New view on plants and their ability to sense their environment have brought the scientists from Centre of the region Haná for Biotechnological and Agricultural research in Olomouc. Within last two years they were looking inside the carnivorous sundew plant (Drosera capensis) and compared its electrical activity and physiological response after prey capture and mechanical wounding. They found that the response is very similar and that botanical carnivory has probably evolved from plant defense mechanisms. The paper was published in respected journal New Phytologist.
The object of the study was carnivorous sundew which capture insect by sticky tentacles. The plant was exposed to different stimuli and researchers studied the subsequent reactions which were initiated by generation of electrical signals. In the past, the research on electrical signaling in plants has been neglected, but biophysicists from Olomouc have long-standing experiences with it.
Electrical signal is the most important
“We have shown that electrical signal stands in the first line in plant ability to perceive its environment. In this work we described whole process from generation of electrical signal to final response. The main objective was to compare electrical signaling and physiological response after feeding and mechanical wounding. We wanted to know, if the plants can distinguish two different type of electrical signals,“ say Andrej Pavlovič, corresponding author of the study from Department of Biophysics at Palacký University in Olomouc.
First, the researchers studied plant behavior after prey capture. After the prey is captured, the tentacle heads, which are in contact with captured prey, start to generate electrical signals which spread toward the base of tentacles. Inside the leaf the signals are changed into electrical vibrations. These are sensed by the neighboring tentacles, which start to bend inward and fix the insect prey.
„This rich electrical activity is confined to area with captured insect. In this area, the plant phytohormones from the group of jasmonates start to accumulate and trigger the enzyme activity only in this part of the leaf. We analyzed digestive fluid and we found the proteins which digest proteins, chitin or RNA. All these substances contain a lot of nitrogen and phosphorus. The plant needs to obtain these elements to improve its photosynthesis,“ specified Andrej Pavlovič.
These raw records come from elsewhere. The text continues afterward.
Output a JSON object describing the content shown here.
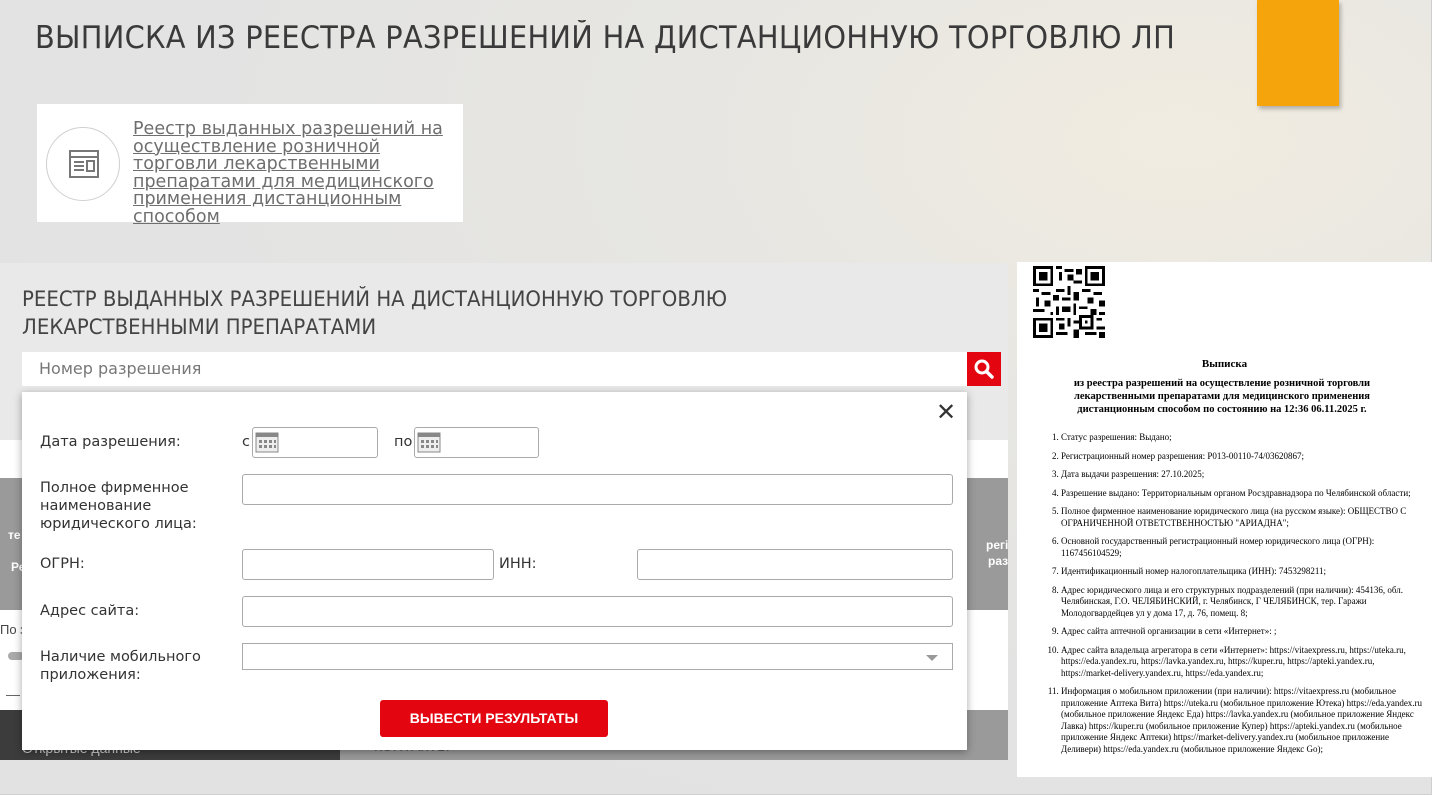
{
  "slide": {
    "title": "ВЫПИСКА ИЗ РЕЕСТРА РАЗРЕШЕНИЙ НА ДИСТАНЦИОННУЮ ТОРГОВЛЮ ЛП",
    "accent_color": "#f5a40b"
  },
  "registry_link": {
    "icon": "document-browser-icon",
    "text": "Реестр выданных разрешений на осуществление розничной торговли лекарственными препаратами для медицинского применения дистанционным способом"
  },
  "registry_page": {
    "heading": "РЕЕСТР ВЫДАННЫХ РАЗРЕШЕНИЙ НА ДИСТАНЦИОННУЮ ТОРГОВЛЮ ЛЕКАРСТВЕННЫМИ ПРЕПАРАТАМИ",
    "search_placeholder": "Номер разрешения",
    "search_icon": "search-icon",
    "accent_color": "#e30611",
    "background_fragments": {
      "col_a": "Ре",
      "col_b": "те",
      "col_c": "регі",
      "col_d": "разі",
      "row_label": "По з",
      "footer_open_data": "Открытые данные",
      "footer_contacts": "КОНТАКТЫ"
    },
    "filter": {
      "close_icon": "close-icon",
      "date_label": "Дата разрешения:",
      "date_from_prefix": "с",
      "date_to_prefix": "по",
      "calendar_icon": "calendar-icon",
      "company_name_label": "Полное фирменное наименование юридического лица:",
      "ogrn_label": "ОГРН:",
      "inn_label": "ИНН:",
      "site_label": "Адрес сайта:",
      "mobile_app_label": "Наличие мобильного приложения:",
      "submit_label": "ВЫВЕСТИ РЕЗУЛЬТАТЫ"
    }
  },
  "extract": {
    "qr_icon": "qr-code-icon",
    "title": "Выписка",
    "subtitle": "из реестра разрешений на осуществление розничной торговли лекарственными препаратами для медицинского применения дистанционным способом по состоянию на 12:36 06.11.2025 г.",
    "items": [
      "Статус разрешения: Выдано;",
      "Регистрационный номер разрешения: Р013-00110-74/03620867;",
      "Дата выдачи разрешения: 27.10.2025;",
      "Разрешение выдано: Территориальным органом Росздравнадзора по Челябинской области;",
      "Полное фирменное наименование юридического лица (на русском языке): ОБЩЕСТВО С ОГРАНИЧЕННОЙ ОТВЕТСТВЕННОСТЬЮ \"АРИАДНА\";",
      "Основной государственный регистрационный номер юридического лица (ОГРН): 1167456104529;",
      "Идентификационный номер налогоплательщика (ИНН): 7453298211;",
      "Адрес юридического лица и его структурных подразделений (при наличии): 454136, обл. Челябинская, Г.О. ЧЕЛЯБИНСКИЙ, г. Челябинск, Г ЧЕЛЯБИНСК, тер. Гаражи Молодогвардейцев ул у дома 17, д. 76, помещ. 8;",
      "Адрес сайта аптечной организации в сети «Интернет»: ;",
      "Адрес сайта владельца агрегатора в сети «Интернет»: https://vitaexpress.ru, https://uteka.ru, https://eda.yandex.ru, https://lavka.yandex.ru, https://kuper.ru, https://apteki.yandex.ru, https://market-delivery.yandex.ru, https://eda.yandex.ru;",
      "Информация о мобильном приложении (при наличии): https://vitaexpress.ru (мобильное приложение Аптека Вита) https://uteka.ru (мобильное приложение Ютека) https://eda.yandex.ru (мобильное приложение Яндекс Еда) https://lavka.yandex.ru (мобильное приложение Яндекс Лавка) https://kuper.ru (мобильное приложение Купер) https://apteki.yandex.ru (мобильное приложение Яндекс Аптеки) https://market-delivery.yandex.ru (мобильное приложение Деливери) https://eda.yandex.ru (мобильное приложение Яндекс Go);"
    ]
  }
}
Very similar response was found after mechanical wounding. Injured plant generates completely different type of electrical signal in comparison to signal generated after prey captured and in this case the signal spread to all leaves. As a result, production of jasmonates and digestive enzymes is increased in all leaves on the plant. „We do not know what a purpose of this behavior is. Why the plant produces digestive enzymes when there is nothing to eat? We suggest that it is a result of evolutionary history, when ordinary plants used, as do it today, electrical signals and jasmonates for initiation of defense response. The digestive enzymes are very similar to defense proteins. Carnivory has probably evolved from plant defense mechanisms,” concluded Pavlovič.
The plant can taste its prey
„The experiments showed that plant can not recognize different stimuli and electrical signaling is not very specific. However the plant can taste its prey. As soon as the plant taste chemical components of its prey (e.g. ammonia), the secretion of enzymes increases tenfold. Thus, the plant has mechanisms how to distinguish food from indigestible particles,“ Pavlovič said.
Biophysicist, plant physiologist, analytical chemist, biochemists and cell biologists from four departments of Faculty of Science at Palacký University in Olomouc and Comenius University in Bratislava participated in this research. Thanks to this co-operation the result is very complex. The complex approach was appreciated also by Axel Mithöfer from Max Planck Institute for Chemical Ecology in his commentary in the same issue of New Phytologist: „This study represents a milestone for our understanding of carnivory in sundew plants … .“ The Olomouc scientists will continue further to unravel the secrets of carnivorous plants, which Charles Darwin considered as the most wonderful plants in the world.